Obama e o capitalismo corsário

Clóvis Rossi

O setor púbico salva sempre o privado, que "agradece" atacando cofres públicos e, no percurso, destruindo países

HÁ ALGO de profundamente errado na governança global e na maneira como está funcionando o capitalismo quando os cofres públicos se abrem regularmente para salvar o setor privado, mas o setor privado conspira abertamente para arrombar ainda mais os cofres públicos -e, no percurso, destruir países.
Refiro-me às ajudas públicas para evitar o colapso de empresas privadas e, por extensão, da economia, durante a crise ainda em curso.
Mas me refiro também ao recente caos aéreo na Europa. Há indícios de que os governos sairão mais cedo do que tarde em ajuda das empresas aéreas. O argumento para tanto foi dado por Giovanni Bisignani, diretor-geral da Iata (Associação Internacional de Transporte Aéreo):
"É uma situação extraordinária à que chegamos não por conduzir mal nossos negócios mas por coisas que escapam a nosso controle".
De acordo: erupção de vulcões escapam de fato ao controle das companhias aéreas. Mas o argumento deveria ser usado também no caso dos governos agora sob ataque continuado dos corsários do sistema financeiro. Antes que alguém se queixe da expressão "corsários", passo a palavra a um certo Barack Obama, em seu discurso da quinta-feira:
"Acredito no poder do livre mercado. Acredito em um setor financeiro forte que ajude as pessoas a levantar capital e conseguir empréstimos e investir suas poupanças. Mas um mercado livre jamais deveria ser uma licença para tomar o que quer que possa, de qualquer maneira que possa. Foi isso o que aconteceu com excessiva frequência nos anos que levaram a esta crise".

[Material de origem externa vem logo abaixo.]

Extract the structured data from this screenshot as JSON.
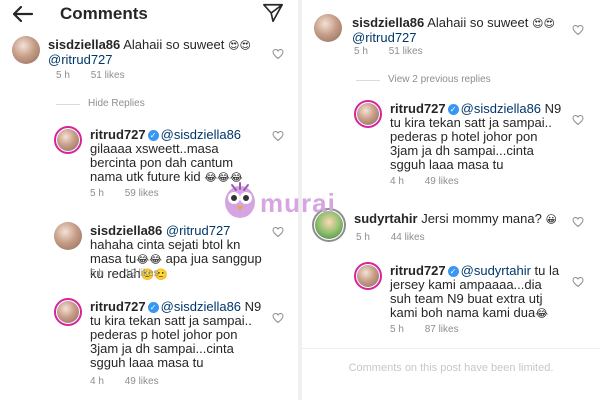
{
  "header": {
    "title": "Comments"
  },
  "left": {
    "comments": [
      {
        "user": "sisdziella86",
        "text": "Alahaii so suweet",
        "emoji": "😍😍",
        "mention": "@ritrud727",
        "time": "5 h",
        "likes": "51 likes"
      },
      {
        "user": "ritrud727",
        "mention": "@sisdziella86",
        "text": "gilaaaa xsweett..masa bercinta pon dah cantum nama utk future kid",
        "emoji": "😂😂😂",
        "time": "5 h",
        "likes": "59 likes"
      },
      {
        "user": "sisdziella86",
        "mention": "@ritrud727",
        "text": "hahaha cinta sejati btol kn masa tu",
        "emoji": "😂😂",
        "text2": "apa jua sanggup ku redah",
        "emoji2": "🙂🙂",
        "time": "5 h",
        "likes": "19 likes"
      },
      {
        "user": "ritrud727",
        "mention": "@sisdziella86",
        "text": "N9 tu kira tekan satt ja sampai.. pederas p hotel johor pon 3jam ja dh sampai...cinta sgguh laaa masa tu",
        "time": "4 h",
        "likes": "49 likes"
      }
    ],
    "hide_replies": "Hide Replies"
  },
  "right": {
    "comments": [
      {
        "user": "sisdziella86",
        "text": "Alahaii so suweet",
        "emoji": "😍😍",
        "mention": "@ritrud727",
        "time": "5 h",
        "likes": "51 likes"
      },
      {
        "user": "ritrud727",
        "mention": "@sisdziella86",
        "text": "N9 tu kira tekan satt ja sampai.. pederas p hotel johor pon 3jam ja dh sampai...cinta sgguh laaa masa tu",
        "time": "4 h",
        "likes": "49 likes"
      },
      {
        "user": "sudyrtahir",
        "text": "Jersi mommy mana?",
        "emoji": "😀",
        "time": "5 h",
        "likes": "44 likes"
      },
      {
        "user": "ritrud727",
        "mention": "@sudyrtahir",
        "text": "tu la jersey kami ampaaaa...dia suh team N9 buat extra utj kami boh nama kami dua",
        "emoji": "😂",
        "time": "5 h",
        "likes": "87 likes"
      }
    ],
    "view_previous": "View 2 previous replies",
    "limited": "Comments on this post have been limited."
  },
  "watermark": {
    "text": "murai"
  },
  "colors": {
    "mention": "#00376b",
    "meta": "#8e8e8e",
    "verified": "#3897f0"
  }
}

Não é a descrição de um "modus operandi" de piratas? Volto ao fio da meada: nem todos os governos que se endividaram geriram mal seus negócios. Foram forçados pela dimensão da crise ou das tais "coisas que escapam a nosso controle", para usar o argumento da Iata.
Mas o setor privado, em vez de ajudar a apagar o fogo, vai ao ataque, derruba a Grécia, volta a mira para Portugal agora e, amanhã, sabe-se lá para que país.

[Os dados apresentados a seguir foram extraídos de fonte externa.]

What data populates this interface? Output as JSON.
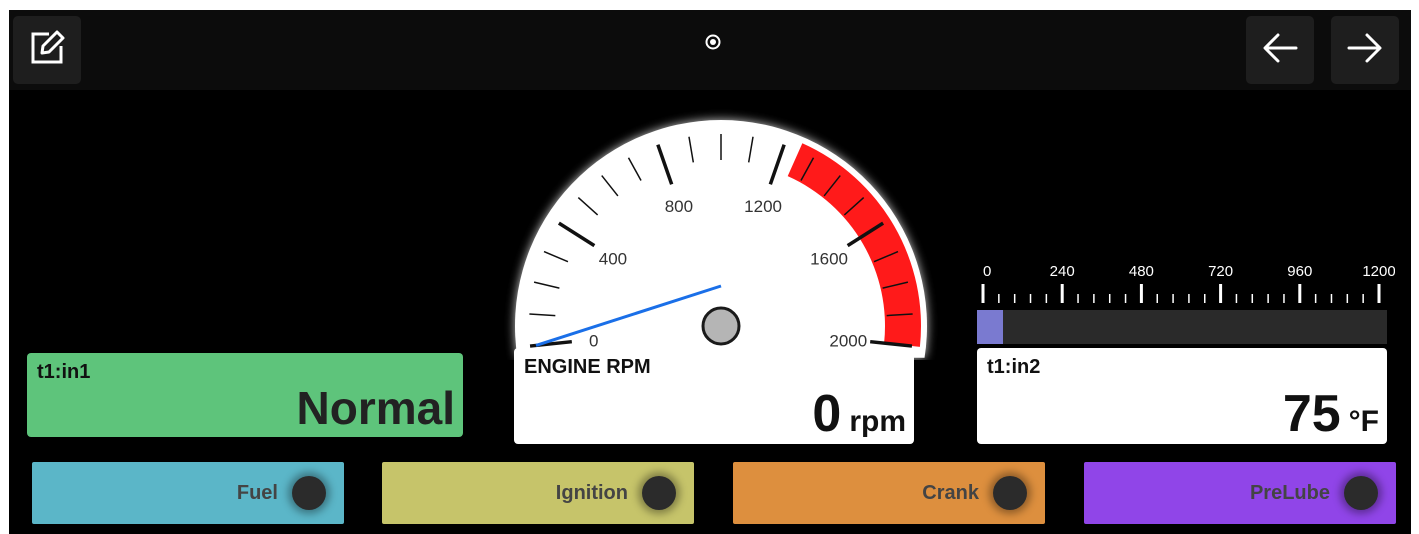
{
  "topbar": {
    "edit_icon": "edit-icon",
    "back_icon": "arrow-left-icon",
    "forward_icon": "arrow-right-icon",
    "status_icon": "status-dot-icon"
  },
  "gauge": {
    "title": "ENGINE RPM",
    "value": "0",
    "unit": "rpm",
    "min": 0,
    "max": 2000,
    "redline_start": 1250,
    "current": 0,
    "tick_labels": [
      "0",
      "400",
      "800",
      "1200",
      "1600",
      "2000"
    ],
    "redline_color": "#ff1a1a",
    "needle_color": "#1a6fe8"
  },
  "panel_left": {
    "label": "t1:in1",
    "state": "Normal",
    "color": "#5ec47b"
  },
  "panel_right": {
    "label": "t1:in2",
    "value": "75",
    "unit": "°F"
  },
  "bar_scale": {
    "tick_labels": [
      "0",
      "240",
      "480",
      "720",
      "960",
      "1200"
    ],
    "fill_fraction": 0.0625,
    "fill_color": "#7a7ad0"
  },
  "buttons": [
    {
      "label": "Fuel",
      "color": "#5bb6c8"
    },
    {
      "label": "Ignition",
      "color": "#c6c46a"
    },
    {
      "label": "Crank",
      "color": "#dd8f3e"
    },
    {
      "label": "PreLube",
      "color": "#9045e8"
    }
  ]
}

É verdade que o governo grego anterior exagerou nos gastos e ainda por cima falsificou os dados sobre o deficit. Mas é igualmente verdade que foi auxiliado na maquiagem por firmas financeiras, que, no entanto, detêm o poder de vida ou morte sobre as finanças públicas.
E foram elas que "conduziram mal os seus negócios", de que dão prova ao menos dois fatos recentes:
1 - A Goldman Sachs está sendo investigada por manobras com instrumentos opacos de investimento. George Soros, que atua às vezes como corsário, mas tem agudo senso autocrítico, comenta no "Financial Times": "Seja a Goldman culpada ou não, a transação em questão claramente não tem benefício social".

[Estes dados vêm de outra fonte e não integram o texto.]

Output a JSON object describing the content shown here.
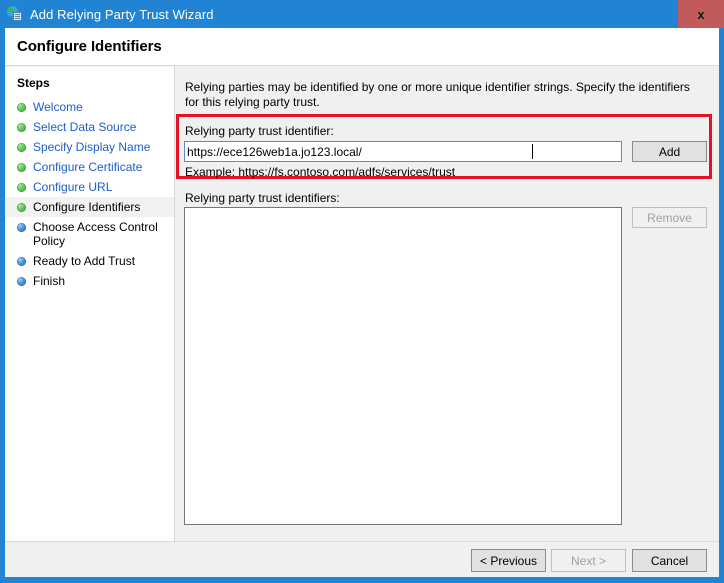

2 - Uma investigação do Senado americano mostrou que as duas principais agências de avaliação de risco, a Standard&Poor's e a Moody's, foram indevidamente influenciadas por banqueiros de investimento que pagam suas taxas. Ignoraram propositadamente sinais de fraude na indústria de empréstimos na caminhada rumo à crise.
Não obstante, são avaliadoras como essas que determinam ou influenciam no preço que o Tesouro grego tem que pagar a quem compra seus papéis. Não seria mais correto e justo que os governos é que cobrassem da indústria financeira uma taxa para tapar os rombos que elas ajudaram a criar, sem qualquer "benefício social"?